Launched in 2005, the UNEP's Champions of the Earth award seeks to reward pioneers in green transformation and so far, it has recognized 111 laureates, 26 world leaders, 69 individuals, and 16 organizations, said UNEP.

This year's winners of the award were shortlisted from 2,200 nominations and were spread across diverse sectors including academia, gender rights activism, grassroots conservation, and social enterprise.

According to the UNEP, this year's Champions of the Earth award sought to shine a spotlight on pragmatic actions that are aiding efforts to prevent, halt and reverse ecosystems' degradation globally in line with the UN Decade on Ecosystem Restoration covering 2021 to 2030.
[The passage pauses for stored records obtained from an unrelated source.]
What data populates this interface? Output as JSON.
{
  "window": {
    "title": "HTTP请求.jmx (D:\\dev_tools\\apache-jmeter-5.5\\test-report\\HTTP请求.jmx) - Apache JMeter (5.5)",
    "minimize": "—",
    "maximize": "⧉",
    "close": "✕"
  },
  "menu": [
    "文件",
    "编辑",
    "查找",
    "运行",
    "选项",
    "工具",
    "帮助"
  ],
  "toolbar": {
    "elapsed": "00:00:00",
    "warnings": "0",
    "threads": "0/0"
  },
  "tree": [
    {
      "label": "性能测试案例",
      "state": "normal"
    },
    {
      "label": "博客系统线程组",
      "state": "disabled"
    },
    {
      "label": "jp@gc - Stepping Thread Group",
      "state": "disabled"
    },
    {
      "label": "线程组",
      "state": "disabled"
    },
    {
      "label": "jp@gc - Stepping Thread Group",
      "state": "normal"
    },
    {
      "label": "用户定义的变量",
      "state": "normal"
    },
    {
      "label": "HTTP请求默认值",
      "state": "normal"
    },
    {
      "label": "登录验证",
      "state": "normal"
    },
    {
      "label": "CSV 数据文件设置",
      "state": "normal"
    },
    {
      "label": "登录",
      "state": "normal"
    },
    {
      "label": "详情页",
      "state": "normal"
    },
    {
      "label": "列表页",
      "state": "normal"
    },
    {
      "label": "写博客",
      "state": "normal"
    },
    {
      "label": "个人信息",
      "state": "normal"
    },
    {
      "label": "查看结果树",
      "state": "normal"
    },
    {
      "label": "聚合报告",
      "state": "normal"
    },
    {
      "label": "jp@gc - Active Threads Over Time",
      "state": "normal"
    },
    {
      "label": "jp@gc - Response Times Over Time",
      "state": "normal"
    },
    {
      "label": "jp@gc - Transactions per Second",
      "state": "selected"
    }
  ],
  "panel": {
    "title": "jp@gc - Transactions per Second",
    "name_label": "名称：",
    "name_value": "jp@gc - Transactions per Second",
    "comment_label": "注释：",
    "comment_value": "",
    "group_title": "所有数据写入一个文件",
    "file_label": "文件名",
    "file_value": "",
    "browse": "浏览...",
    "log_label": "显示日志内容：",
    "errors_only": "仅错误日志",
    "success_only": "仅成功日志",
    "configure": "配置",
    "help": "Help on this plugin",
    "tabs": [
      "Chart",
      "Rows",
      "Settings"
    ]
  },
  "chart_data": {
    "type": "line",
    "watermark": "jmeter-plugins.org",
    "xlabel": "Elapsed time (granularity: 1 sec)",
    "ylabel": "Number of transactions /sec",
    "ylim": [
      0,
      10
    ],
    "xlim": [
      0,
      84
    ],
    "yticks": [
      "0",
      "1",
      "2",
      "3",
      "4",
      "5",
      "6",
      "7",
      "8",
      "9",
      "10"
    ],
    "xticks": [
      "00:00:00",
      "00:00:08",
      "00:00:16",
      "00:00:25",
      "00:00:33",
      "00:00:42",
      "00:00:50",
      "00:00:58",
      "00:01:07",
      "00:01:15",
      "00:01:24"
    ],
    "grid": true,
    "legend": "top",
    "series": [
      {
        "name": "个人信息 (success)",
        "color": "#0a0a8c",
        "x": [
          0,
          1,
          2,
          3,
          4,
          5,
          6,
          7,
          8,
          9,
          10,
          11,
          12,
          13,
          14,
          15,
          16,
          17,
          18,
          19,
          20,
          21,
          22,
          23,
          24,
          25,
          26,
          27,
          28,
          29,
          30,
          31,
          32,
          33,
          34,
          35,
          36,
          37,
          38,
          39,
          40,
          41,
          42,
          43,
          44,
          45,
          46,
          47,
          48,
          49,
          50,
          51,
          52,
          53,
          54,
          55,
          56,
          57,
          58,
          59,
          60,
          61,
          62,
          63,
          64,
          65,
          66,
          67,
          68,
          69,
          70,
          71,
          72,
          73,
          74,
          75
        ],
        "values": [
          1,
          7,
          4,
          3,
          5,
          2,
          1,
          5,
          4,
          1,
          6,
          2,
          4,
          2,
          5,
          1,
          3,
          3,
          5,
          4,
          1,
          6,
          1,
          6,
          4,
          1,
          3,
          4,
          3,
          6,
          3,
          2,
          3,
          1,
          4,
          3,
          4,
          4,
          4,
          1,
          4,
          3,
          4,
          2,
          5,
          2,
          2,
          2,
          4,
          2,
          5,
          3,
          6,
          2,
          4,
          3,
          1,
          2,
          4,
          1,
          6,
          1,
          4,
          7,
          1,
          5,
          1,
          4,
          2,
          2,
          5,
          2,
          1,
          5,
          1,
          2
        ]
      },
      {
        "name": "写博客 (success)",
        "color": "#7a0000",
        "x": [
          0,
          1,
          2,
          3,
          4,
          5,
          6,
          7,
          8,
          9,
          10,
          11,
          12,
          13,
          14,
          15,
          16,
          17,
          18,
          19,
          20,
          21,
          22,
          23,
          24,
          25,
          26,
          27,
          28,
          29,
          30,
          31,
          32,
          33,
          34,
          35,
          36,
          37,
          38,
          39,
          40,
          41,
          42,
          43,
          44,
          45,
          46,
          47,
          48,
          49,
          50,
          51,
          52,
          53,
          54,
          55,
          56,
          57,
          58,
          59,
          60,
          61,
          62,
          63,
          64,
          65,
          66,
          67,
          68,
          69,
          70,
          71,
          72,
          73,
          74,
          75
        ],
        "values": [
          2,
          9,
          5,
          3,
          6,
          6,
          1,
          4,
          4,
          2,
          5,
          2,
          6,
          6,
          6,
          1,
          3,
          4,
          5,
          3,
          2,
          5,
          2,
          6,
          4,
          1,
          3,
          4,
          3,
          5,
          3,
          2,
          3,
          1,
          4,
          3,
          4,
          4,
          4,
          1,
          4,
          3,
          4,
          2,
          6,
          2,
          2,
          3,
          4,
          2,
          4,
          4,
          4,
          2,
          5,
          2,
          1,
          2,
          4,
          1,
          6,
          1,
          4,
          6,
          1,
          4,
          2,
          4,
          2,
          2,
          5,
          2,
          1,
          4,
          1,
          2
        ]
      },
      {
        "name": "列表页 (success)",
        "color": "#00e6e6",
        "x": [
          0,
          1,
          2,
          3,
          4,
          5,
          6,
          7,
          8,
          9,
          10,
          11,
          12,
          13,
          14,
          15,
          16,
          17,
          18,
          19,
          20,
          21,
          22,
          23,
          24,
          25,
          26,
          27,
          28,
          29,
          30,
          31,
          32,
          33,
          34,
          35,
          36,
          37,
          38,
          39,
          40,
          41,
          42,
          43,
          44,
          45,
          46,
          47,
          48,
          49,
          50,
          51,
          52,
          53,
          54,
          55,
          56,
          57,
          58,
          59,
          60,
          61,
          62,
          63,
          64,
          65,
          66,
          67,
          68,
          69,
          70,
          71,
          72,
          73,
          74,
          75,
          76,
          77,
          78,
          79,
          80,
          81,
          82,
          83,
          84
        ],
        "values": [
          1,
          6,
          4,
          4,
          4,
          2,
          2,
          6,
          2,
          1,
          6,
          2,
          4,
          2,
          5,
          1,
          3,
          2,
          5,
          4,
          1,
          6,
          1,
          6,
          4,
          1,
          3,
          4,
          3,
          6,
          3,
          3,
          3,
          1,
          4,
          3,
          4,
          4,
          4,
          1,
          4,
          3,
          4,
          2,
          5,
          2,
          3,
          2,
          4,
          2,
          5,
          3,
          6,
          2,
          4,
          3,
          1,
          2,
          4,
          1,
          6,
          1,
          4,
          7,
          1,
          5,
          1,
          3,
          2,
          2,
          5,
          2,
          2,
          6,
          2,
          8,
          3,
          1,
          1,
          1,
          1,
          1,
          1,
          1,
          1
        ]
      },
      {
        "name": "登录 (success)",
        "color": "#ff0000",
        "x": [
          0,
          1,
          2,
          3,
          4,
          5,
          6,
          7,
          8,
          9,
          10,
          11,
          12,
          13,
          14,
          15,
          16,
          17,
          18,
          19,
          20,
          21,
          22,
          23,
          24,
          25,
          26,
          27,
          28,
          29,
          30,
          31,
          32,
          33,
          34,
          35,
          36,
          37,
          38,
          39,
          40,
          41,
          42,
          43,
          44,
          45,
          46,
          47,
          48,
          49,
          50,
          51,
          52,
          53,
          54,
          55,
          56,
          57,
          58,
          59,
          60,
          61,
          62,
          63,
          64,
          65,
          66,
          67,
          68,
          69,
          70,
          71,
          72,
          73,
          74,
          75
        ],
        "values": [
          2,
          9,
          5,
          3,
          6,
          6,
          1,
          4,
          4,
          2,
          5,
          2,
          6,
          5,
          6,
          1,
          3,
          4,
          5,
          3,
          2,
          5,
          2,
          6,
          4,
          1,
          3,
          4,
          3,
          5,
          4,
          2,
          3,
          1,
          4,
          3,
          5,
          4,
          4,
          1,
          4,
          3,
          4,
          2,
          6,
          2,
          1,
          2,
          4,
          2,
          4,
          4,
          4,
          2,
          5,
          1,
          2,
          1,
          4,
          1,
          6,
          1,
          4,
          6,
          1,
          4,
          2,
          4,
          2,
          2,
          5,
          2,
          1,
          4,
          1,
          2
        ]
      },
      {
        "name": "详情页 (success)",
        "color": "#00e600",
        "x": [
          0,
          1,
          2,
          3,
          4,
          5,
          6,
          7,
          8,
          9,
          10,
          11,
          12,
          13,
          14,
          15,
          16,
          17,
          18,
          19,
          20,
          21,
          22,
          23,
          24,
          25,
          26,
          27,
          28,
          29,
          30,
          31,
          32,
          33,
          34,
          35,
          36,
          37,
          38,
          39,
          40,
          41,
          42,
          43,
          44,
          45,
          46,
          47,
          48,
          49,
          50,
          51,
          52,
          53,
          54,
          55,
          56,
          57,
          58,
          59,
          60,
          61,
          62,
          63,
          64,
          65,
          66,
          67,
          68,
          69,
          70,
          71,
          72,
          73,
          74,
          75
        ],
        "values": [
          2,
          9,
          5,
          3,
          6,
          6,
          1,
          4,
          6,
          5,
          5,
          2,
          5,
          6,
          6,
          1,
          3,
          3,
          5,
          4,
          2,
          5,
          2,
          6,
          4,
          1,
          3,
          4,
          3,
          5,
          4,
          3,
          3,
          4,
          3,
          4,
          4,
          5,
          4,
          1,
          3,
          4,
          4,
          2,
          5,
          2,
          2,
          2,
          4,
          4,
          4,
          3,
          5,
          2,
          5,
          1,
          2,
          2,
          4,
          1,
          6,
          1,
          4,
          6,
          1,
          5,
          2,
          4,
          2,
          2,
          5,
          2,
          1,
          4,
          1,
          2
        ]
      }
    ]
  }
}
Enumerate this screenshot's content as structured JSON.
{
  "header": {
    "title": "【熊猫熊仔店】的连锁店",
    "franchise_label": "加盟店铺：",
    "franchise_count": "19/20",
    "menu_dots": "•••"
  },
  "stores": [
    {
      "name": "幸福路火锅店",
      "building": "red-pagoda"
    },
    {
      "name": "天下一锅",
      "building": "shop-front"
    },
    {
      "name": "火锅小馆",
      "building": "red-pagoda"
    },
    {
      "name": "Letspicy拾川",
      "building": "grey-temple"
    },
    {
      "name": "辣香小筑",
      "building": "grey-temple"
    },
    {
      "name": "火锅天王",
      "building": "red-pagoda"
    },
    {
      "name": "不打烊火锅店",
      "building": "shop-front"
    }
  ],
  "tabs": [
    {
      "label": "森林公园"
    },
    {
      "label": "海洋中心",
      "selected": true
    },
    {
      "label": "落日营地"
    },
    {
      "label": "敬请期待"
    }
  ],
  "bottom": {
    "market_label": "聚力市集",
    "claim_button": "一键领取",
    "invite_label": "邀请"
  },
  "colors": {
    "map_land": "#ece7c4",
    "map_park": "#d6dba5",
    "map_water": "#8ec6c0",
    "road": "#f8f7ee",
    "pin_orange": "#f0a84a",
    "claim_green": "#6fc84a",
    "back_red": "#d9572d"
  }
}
The five winners include a Lebanese social enterprise called Arcenciel which was honored in the Inspiration and Action category for recycling more than 80 percent of the country's infectious hospital waste annually.

Other winners honored in the Inspiration and Action category includes a Cameroonian gender rights advocate, Cecile Bibiane Ndjebet, who is leading efforts to influence policy on gender parity in forest management across 20 African countries.

Constantino (Tino) Aucca Chutas, a Peruvian green campaigner was also honored in the Inspiration and Action category for pioneering a community reforestation model driven by local and indigenous communities, leading to the planting of three million trees in the Latin American Nation.

In the Science and Innovation category, a British economist, Partha Dasgupta, was honored for his scholarly work calling for a rethink of humanity's relationship with nature to halt further degradation of already fragile ecosystems.

And in the Entrepreneurial Vision category, an Indian wildlife biologist, Purnima Devi Barman was honored for leading an all-female grassroots conservation lobby dedicated to the protection of the Greater Adjutant Stork amid threats of extinction.